Employee” (misguided zealot), but most importantly, stand around and get drunk while gossiping about whoever is out of earshot. It’s that magic night when the stewardesses get their chance to meet the unknowing wives of the pilots they’ve fucked on their layovers. Then all the employees sit at tables of eight and eat gristly prime rib while the president of the airline, Mr. Gherkin, a highly religious man who doesn’t drink or smoke (and has a legendarily tiny penis), tells them he wouldn’t be able to live without his devoted workers. Amity showed me a recap of last year’s ceremony in an old issue of the employee paper.

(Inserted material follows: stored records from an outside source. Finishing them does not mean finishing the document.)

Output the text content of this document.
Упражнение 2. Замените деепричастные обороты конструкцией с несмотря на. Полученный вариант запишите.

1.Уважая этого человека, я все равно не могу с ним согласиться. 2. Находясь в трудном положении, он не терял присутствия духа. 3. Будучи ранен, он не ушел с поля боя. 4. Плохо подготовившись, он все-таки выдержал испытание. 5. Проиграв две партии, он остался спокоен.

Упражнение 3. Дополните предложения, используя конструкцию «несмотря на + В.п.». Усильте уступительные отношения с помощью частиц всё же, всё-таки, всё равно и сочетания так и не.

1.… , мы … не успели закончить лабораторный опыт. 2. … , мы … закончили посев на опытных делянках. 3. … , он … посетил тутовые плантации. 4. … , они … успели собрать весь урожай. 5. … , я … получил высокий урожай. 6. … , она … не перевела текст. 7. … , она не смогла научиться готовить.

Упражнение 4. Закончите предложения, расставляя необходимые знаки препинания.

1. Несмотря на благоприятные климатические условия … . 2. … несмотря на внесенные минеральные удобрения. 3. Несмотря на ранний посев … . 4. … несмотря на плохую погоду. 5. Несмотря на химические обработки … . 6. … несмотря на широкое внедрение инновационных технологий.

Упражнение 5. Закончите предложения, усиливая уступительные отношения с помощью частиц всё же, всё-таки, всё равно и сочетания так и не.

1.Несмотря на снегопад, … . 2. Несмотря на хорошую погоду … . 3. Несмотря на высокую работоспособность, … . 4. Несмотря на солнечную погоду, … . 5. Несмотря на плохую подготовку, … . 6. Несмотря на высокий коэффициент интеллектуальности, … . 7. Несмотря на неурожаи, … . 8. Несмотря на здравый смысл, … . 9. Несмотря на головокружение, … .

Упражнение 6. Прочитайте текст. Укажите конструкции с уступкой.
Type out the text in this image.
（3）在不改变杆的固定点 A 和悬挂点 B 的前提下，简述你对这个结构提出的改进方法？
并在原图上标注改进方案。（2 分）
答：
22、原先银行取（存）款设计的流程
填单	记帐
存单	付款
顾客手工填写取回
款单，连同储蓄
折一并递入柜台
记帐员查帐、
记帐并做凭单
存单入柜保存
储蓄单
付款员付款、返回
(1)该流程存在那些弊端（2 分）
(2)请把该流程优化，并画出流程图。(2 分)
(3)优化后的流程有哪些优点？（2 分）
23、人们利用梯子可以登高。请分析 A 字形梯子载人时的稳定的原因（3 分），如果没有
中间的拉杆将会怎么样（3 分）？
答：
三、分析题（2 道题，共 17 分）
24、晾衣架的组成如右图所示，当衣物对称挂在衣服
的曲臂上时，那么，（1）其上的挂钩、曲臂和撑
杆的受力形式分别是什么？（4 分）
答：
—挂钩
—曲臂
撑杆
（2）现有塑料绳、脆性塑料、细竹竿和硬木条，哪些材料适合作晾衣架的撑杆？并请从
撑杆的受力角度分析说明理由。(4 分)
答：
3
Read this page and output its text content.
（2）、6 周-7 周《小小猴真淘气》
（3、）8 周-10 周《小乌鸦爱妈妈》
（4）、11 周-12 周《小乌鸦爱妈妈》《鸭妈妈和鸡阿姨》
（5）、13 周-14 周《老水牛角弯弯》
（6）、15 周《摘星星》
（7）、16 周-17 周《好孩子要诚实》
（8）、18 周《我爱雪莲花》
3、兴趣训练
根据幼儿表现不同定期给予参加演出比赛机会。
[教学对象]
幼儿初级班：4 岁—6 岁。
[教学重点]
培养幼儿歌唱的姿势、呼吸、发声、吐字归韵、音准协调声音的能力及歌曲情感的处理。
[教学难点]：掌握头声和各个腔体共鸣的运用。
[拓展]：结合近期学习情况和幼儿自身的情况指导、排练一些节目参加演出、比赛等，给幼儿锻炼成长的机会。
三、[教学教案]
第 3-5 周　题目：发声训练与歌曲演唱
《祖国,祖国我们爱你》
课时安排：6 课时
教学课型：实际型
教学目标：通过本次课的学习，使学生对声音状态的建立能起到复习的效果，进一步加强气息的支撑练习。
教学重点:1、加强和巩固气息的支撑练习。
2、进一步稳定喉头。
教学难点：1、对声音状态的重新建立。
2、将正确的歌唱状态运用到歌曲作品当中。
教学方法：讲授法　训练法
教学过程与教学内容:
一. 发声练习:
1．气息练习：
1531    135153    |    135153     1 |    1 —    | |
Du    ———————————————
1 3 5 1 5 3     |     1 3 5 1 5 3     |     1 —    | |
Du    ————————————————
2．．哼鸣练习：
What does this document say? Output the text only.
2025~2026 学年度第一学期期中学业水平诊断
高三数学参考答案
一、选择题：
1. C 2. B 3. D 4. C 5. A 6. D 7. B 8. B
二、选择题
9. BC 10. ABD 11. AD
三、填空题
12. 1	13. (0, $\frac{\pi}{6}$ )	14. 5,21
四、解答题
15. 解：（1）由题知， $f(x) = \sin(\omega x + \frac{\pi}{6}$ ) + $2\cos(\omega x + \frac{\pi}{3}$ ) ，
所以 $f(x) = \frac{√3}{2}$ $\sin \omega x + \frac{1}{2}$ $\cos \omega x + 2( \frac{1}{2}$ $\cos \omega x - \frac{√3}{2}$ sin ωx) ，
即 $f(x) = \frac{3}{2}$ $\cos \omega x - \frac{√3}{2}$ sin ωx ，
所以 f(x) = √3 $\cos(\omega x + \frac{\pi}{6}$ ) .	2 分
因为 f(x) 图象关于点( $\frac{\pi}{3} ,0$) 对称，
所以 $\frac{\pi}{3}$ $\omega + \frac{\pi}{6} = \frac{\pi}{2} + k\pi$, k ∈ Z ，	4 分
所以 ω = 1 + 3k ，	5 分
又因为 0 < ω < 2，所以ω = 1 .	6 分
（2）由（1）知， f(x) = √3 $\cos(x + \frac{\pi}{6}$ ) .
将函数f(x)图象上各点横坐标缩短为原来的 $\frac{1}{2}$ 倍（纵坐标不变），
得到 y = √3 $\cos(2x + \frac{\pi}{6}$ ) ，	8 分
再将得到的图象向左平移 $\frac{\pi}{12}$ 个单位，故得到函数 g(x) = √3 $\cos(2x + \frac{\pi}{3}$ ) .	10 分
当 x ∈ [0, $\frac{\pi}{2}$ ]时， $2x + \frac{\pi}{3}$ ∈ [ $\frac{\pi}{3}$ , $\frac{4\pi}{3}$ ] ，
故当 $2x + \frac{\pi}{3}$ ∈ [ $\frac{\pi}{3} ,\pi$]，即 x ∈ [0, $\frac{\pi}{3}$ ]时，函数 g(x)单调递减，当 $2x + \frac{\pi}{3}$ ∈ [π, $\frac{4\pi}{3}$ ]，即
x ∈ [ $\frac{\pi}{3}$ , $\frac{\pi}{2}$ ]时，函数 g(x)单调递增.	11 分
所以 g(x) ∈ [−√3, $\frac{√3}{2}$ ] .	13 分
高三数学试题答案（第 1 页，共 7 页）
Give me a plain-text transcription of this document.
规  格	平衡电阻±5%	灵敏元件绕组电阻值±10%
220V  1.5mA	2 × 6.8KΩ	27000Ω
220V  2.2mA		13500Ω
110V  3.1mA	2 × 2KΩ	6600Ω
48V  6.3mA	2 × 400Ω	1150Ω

It was a gushy article with lots of splashy pictures that culminated in the coverage and photo of the “Employee of the Year,” a dead ticket agent who had died in a single-car accident and was lauded for her “irrepressible good humor, kindness, and honesty.” Amity told me the inside story was that there were two sets of tire tracks on that fated highway; the ticket agent was a prissy bitch with breast implants who, after she’d threatened to go to his wife, was run off, the road by the executive VP she’d been having an affair with.

I sit on the edge of the tub and watch while Amity patiently separates her hair into clumps and puts those clumps into rollers, winding them up, one by one. She’s dropped the formality of boxer shorts and camisole and stands naked, her freshly showered ass to my face.

“Hey, baby, did you know that Eva Catrell is going to be there tonight with her shit-kicker boyfriend?”

My first trip at the airline I flew with Eva Catrell, who tried to get me to fuck her while we were on a layover in Amarillo. I had dinner with her, and she suggested we go back to her room, where she gave me a Valium and poured me a drink, and we lay down on her bed. She told me she always brought her vibrator on her layovers, but loved when she didn’t have to use it. Get it? This gal was rough around the edges, tougher than most of the guys I’d slept with. “Rode hard and put up wet,” as Amity would say. When I

realized she wasn’t offering me her vibrator as a loan, I got off the bed and headed for the door, but before I got out of the room, she stuck her tongue down my throat. The next day, she drank Bloody Marys on the last flight and insisted on taking me home with her, since it was too late to commute to Kansas. I begged off and let her drop me at what I claimed was a friend’s apartment house where I called a cab to take me to a hotel.

“Oh great,” I say.

“Don’t worry,” Amity answers, finishing up on her hair. “I’m sure she didn’t tell her boyfriend that she French-kissed you, Harry!”

“I bet her pussy tastes like sourdough biscuits and campfire logs.”